The importance of these characteristics in differentiating benign from malignant cysts is especially important in 10-15% of postmenopausal women, who still show ovarian cysts at different times. Purely cystic masses less than 5 cm in diameter, with no septate, or solid components are most unlikely to be malignant. With a normal CA 125 test, the patient should be scanned after 3, 6. 9, 12 months, and annually afterwards. Surgical intervention will be indicated, if the patient became symptomatic, or the cyst changed texture or increased in size. On the other hand, a high CA 125 level in a postmenopausal woman with an ovarian mass has a positive predictive value of 70% for diagnosing a malignancy.
It is important to mention that the value of CA125 in the diagnosis of cancer is hampered by the fact that it is a marker of epithelial tumours.
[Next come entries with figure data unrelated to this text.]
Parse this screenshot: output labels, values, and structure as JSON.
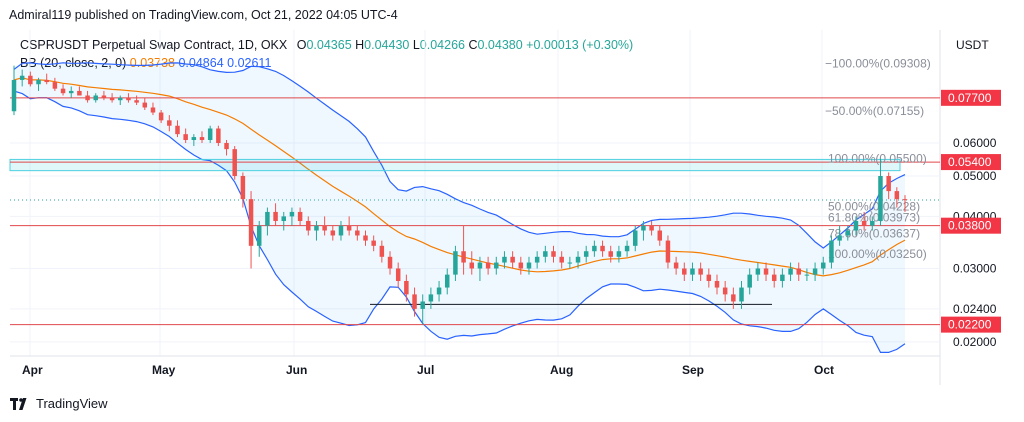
{
  "header": {
    "published_text": "Admiral119 published on TradingView.com, Oct 21, 2022 04:05 UTC-4"
  },
  "symbol": {
    "name": "CSPRUSDT Perpetual Swap Contract, 1D, OKX",
    "open_label": "O",
    "open": "0.04365",
    "high_label": "H",
    "high": "0.04430",
    "low_label": "L",
    "low": "0.04266",
    "close_label": "C",
    "close": "0.04380",
    "change": "+0.00013 (+0.30%)"
  },
  "indicator": {
    "label": "BB (20, close, 2, 0)",
    "basis": "0.03738",
    "upper": "0.04864",
    "lower": "0.02611",
    "basis_color": "#f57c00",
    "band_color": "#2962ff"
  },
  "axis": {
    "currency": "USDT"
  },
  "footer": {
    "brand": "TradingView",
    "logo_icon": "tradingview-logo-icon"
  },
  "colors": {
    "bull": "#26a69a",
    "bear": "#ef5350",
    "level_line": "#e0474c",
    "level_tag_bg": "#f23645",
    "fib_text": "#8a8e99",
    "last_price_color": "#26a69a"
  },
  "chart_data": {
    "type": "candlestick",
    "x_tick_labels": [
      "Apr",
      "May",
      "Jun",
      "Jul",
      "Aug",
      "Sep",
      "Oct"
    ],
    "y_tick_labels": [
      "0.06000",
      "0.05000",
      "0.04000",
      "0.03000",
      "0.02400",
      "0.02000"
    ],
    "y_scale": "log",
    "ylim": [
      0.0185,
      0.112
    ],
    "horizontal_levels": [
      {
        "label": "0.07700",
        "value": 0.077
      },
      {
        "label": "0.05400",
        "value": 0.054
      },
      {
        "label": "0.03800",
        "value": 0.038
      },
      {
        "label": "0.02200",
        "value": 0.022
      }
    ],
    "fib_levels": [
      {
        "label": "−100.00%(0.09308)",
        "value": 0.09308
      },
      {
        "label": "−50.00%(0.07155)",
        "value": 0.07155
      },
      {
        "label": "100.00%(0.05500)",
        "value": 0.055
      },
      {
        "label": "50.00%(0.04228)",
        "value": 0.04228
      },
      {
        "label": "61.80%(0.03973)",
        "value": 0.03973
      },
      {
        "label": "78.60%(0.03637)",
        "value": 0.03637
      },
      {
        "label": "100.00%(0.03250)",
        "value": 0.0325
      }
    ],
    "supply_zone": {
      "from": 0.0515,
      "to": 0.0548
    },
    "support_trendline": {
      "value": 0.0246
    },
    "last_price": 0.0438,
    "grid": true,
    "legend_placement": "top-left",
    "ohlc_sample": [
      [
        0.0715,
        0.092,
        0.07,
        0.085
      ],
      [
        0.085,
        0.09,
        0.082,
        0.087
      ],
      [
        0.087,
        0.089,
        0.082,
        0.083
      ],
      [
        0.083,
        0.086,
        0.08,
        0.085
      ],
      [
        0.085,
        0.088,
        0.083,
        0.084
      ],
      [
        0.084,
        0.086,
        0.08,
        0.081
      ],
      [
        0.081,
        0.083,
        0.078,
        0.079
      ],
      [
        0.079,
        0.082,
        0.077,
        0.08
      ],
      [
        0.08,
        0.082,
        0.078,
        0.078
      ],
      [
        0.078,
        0.08,
        0.075,
        0.076
      ],
      [
        0.076,
        0.079,
        0.075,
        0.078
      ],
      [
        0.078,
        0.08,
        0.076,
        0.077
      ],
      [
        0.077,
        0.079,
        0.075,
        0.076
      ],
      [
        0.076,
        0.078,
        0.074,
        0.077
      ],
      [
        0.077,
        0.079,
        0.075,
        0.076
      ],
      [
        0.076,
        0.078,
        0.074,
        0.075
      ],
      [
        0.075,
        0.077,
        0.072,
        0.073
      ],
      [
        0.073,
        0.075,
        0.07,
        0.071
      ],
      [
        0.071,
        0.072,
        0.067,
        0.068
      ],
      [
        0.068,
        0.07,
        0.064,
        0.066
      ],
      [
        0.066,
        0.068,
        0.062,
        0.063
      ],
      [
        0.063,
        0.065,
        0.06,
        0.061
      ],
      [
        0.061,
        0.063,
        0.059,
        0.062
      ],
      [
        0.062,
        0.064,
        0.06,
        0.061
      ],
      [
        0.061,
        0.066,
        0.06,
        0.065
      ],
      [
        0.065,
        0.066,
        0.059,
        0.06
      ],
      [
        0.06,
        0.061,
        0.056,
        0.058
      ],
      [
        0.058,
        0.059,
        0.049,
        0.05
      ],
      [
        0.05,
        0.051,
        0.042,
        0.044
      ],
      [
        0.044,
        0.046,
        0.03,
        0.034
      ],
      [
        0.034,
        0.039,
        0.032,
        0.038
      ],
      [
        0.038,
        0.042,
        0.036,
        0.041
      ],
      [
        0.041,
        0.043,
        0.038,
        0.039
      ],
      [
        0.039,
        0.041,
        0.037,
        0.04
      ],
      [
        0.04,
        0.042,
        0.038,
        0.041
      ],
      [
        0.041,
        0.042,
        0.038,
        0.039
      ],
      [
        0.039,
        0.04,
        0.036,
        0.037
      ],
      [
        0.037,
        0.039,
        0.035,
        0.038
      ],
      [
        0.038,
        0.04,
        0.036,
        0.037
      ],
      [
        0.037,
        0.038,
        0.035,
        0.036
      ],
      [
        0.036,
        0.039,
        0.035,
        0.038
      ],
      [
        0.038,
        0.04,
        0.036,
        0.037
      ],
      [
        0.037,
        0.038,
        0.035,
        0.036
      ],
      [
        0.036,
        0.037,
        0.034,
        0.035
      ],
      [
        0.035,
        0.036,
        0.033,
        0.034
      ],
      [
        0.034,
        0.035,
        0.031,
        0.032
      ],
      [
        0.032,
        0.033,
        0.029,
        0.03
      ],
      [
        0.03,
        0.031,
        0.027,
        0.028
      ],
      [
        0.028,
        0.029,
        0.025,
        0.026
      ],
      [
        0.026,
        0.027,
        0.023,
        0.024
      ],
      [
        0.024,
        0.026,
        0.022,
        0.025
      ],
      [
        0.025,
        0.027,
        0.024,
        0.026
      ],
      [
        0.026,
        0.028,
        0.025,
        0.027
      ],
      [
        0.027,
        0.03,
        0.026,
        0.029
      ],
      [
        0.029,
        0.034,
        0.028,
        0.033
      ],
      [
        0.033,
        0.038,
        0.029,
        0.031
      ],
      [
        0.031,
        0.033,
        0.029,
        0.03
      ],
      [
        0.03,
        0.032,
        0.028,
        0.031
      ],
      [
        0.031,
        0.032,
        0.029,
        0.03
      ],
      [
        0.03,
        0.032,
        0.029,
        0.031
      ],
      [
        0.031,
        0.033,
        0.03,
        0.032
      ],
      [
        0.032,
        0.033,
        0.03,
        0.031
      ],
      [
        0.031,
        0.032,
        0.029,
        0.03
      ],
      [
        0.03,
        0.032,
        0.029,
        0.031
      ],
      [
        0.031,
        0.033,
        0.03,
        0.032
      ],
      [
        0.032,
        0.034,
        0.031,
        0.033
      ],
      [
        0.033,
        0.034,
        0.031,
        0.032
      ],
      [
        0.032,
        0.033,
        0.03,
        0.031
      ],
      [
        0.031,
        0.032,
        0.03,
        0.031
      ],
      [
        0.031,
        0.033,
        0.03,
        0.032
      ],
      [
        0.032,
        0.034,
        0.031,
        0.033
      ],
      [
        0.033,
        0.035,
        0.032,
        0.034
      ],
      [
        0.034,
        0.035,
        0.032,
        0.033
      ],
      [
        0.033,
        0.034,
        0.031,
        0.032
      ],
      [
        0.032,
        0.034,
        0.031,
        0.033
      ],
      [
        0.033,
        0.035,
        0.032,
        0.034
      ],
      [
        0.034,
        0.038,
        0.033,
        0.037
      ],
      [
        0.037,
        0.039,
        0.035,
        0.038
      ],
      [
        0.038,
        0.039,
        0.036,
        0.037
      ],
      [
        0.037,
        0.038,
        0.034,
        0.035
      ],
      [
        0.035,
        0.036,
        0.03,
        0.031
      ],
      [
        0.031,
        0.032,
        0.029,
        0.03
      ],
      [
        0.03,
        0.031,
        0.028,
        0.029
      ],
      [
        0.029,
        0.031,
        0.028,
        0.03
      ],
      [
        0.03,
        0.031,
        0.028,
        0.029
      ],
      [
        0.029,
        0.03,
        0.027,
        0.028
      ],
      [
        0.028,
        0.029,
        0.026,
        0.027
      ],
      [
        0.027,
        0.028,
        0.025,
        0.026
      ],
      [
        0.026,
        0.027,
        0.024,
        0.025
      ],
      [
        0.025,
        0.028,
        0.024,
        0.027
      ],
      [
        0.027,
        0.03,
        0.026,
        0.029
      ],
      [
        0.029,
        0.031,
        0.028,
        0.03
      ],
      [
        0.03,
        0.031,
        0.028,
        0.029
      ],
      [
        0.029,
        0.03,
        0.027,
        0.028
      ],
      [
        0.028,
        0.03,
        0.027,
        0.029
      ],
      [
        0.029,
        0.031,
        0.028,
        0.03
      ],
      [
        0.03,
        0.031,
        0.028,
        0.029
      ],
      [
        0.029,
        0.03,
        0.028,
        0.029
      ],
      [
        0.029,
        0.031,
        0.028,
        0.03
      ],
      [
        0.03,
        0.032,
        0.029,
        0.031
      ],
      [
        0.031,
        0.036,
        0.03,
        0.035
      ],
      [
        0.035,
        0.038,
        0.034,
        0.036
      ],
      [
        0.036,
        0.038,
        0.035,
        0.037
      ],
      [
        0.037,
        0.04,
        0.036,
        0.039
      ],
      [
        0.039,
        0.041,
        0.037,
        0.038
      ],
      [
        0.038,
        0.04,
        0.037,
        0.039
      ],
      [
        0.039,
        0.055,
        0.038,
        0.05
      ],
      [
        0.05,
        0.051,
        0.044,
        0.046
      ],
      [
        0.046,
        0.047,
        0.042,
        0.044
      ],
      [
        0.044,
        0.045,
        0.041,
        0.0438
      ]
    ]
  }
}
Furthermore, it can be increased in many non malignant conditions, including endometriosis and fibroids.
In recent years ultrasound scan examinations by experienced operators have been found to be reliable in the clinical diagnosis of ovarian cancer. In fact, few publications showed that including CA125 in the diagnostic setup reduced the diagnostic sensitivity of the ultrasound scan examination.
Presence of fluid in the pelvis is an important sign to look for, especially in postmenopausal women. Normally little if any fluid may be seen in the pouch of Douglas in postmenopausal women, ranging between <2 ml - 5.5 ml, as reported by different authours. Accordingly, moderate amount of fluid should raise the suspicion of the attending gynaecologist to the possibility of ovarian malignancy, or hepatic disease.
The above two ultrasound images show respectively:
A large left ovarian cyst with multiple septae seen in a 60 year old patient who presented with postmenopausal bleeding. The cyst proved to be malignant. The complex mass in the right ovary showed solid and cystic areas in the same patient. It also proved to be malignant.
The second image in a different patient, shows a highly echogenic solid area, flanked by an area of medium echogenicity and two totally anechoic areas.
Though different reliable scoring systems are used to differentiate malignant from benign ovarian cysts and masses, histological diagnosis remains to be the most reliable method.
The first ultrasound image above shows a unilocular solid cyst, with ground glass fluid appearance, and two solid areas inside. The cyst wall was 1.6 cm thick.
The second colour Doppler ultrasound image shows axial and sagittal views of the same cyst respectively, with predominantly peripheral vascular channels, without the bizarre pattern commonly seen in malignant tumours.
This mass proved to be an endometrioid carcinoma of the left ovary. The patient was 38 years old, had vague abnominal pains, excessive but regular menstrual loss, no change in body weight and no evidence of ascites.
The neighbouring ultrasound image shows a multicystic solid ovarian mass. There is only one solid area in the cyst, with a second small attached cystic area. There are no septae, and power Doppler mapping showed poor peripheral vascularisation. Histopathological assessment showed a borderline ovarian tumour.
The complementary role of Doppler ultrasound in the diagnosis of ovarian malignancy will be discussed in the Doppler Ultrasound section in this book.
Pelvic masses of non-ovarian origin should always be kept in mind. Examples of such lesions include broad ligament fibroids, pedunculated uterine fibroids, tubo-ovarian inflammatory lesions and diverticular abscesses.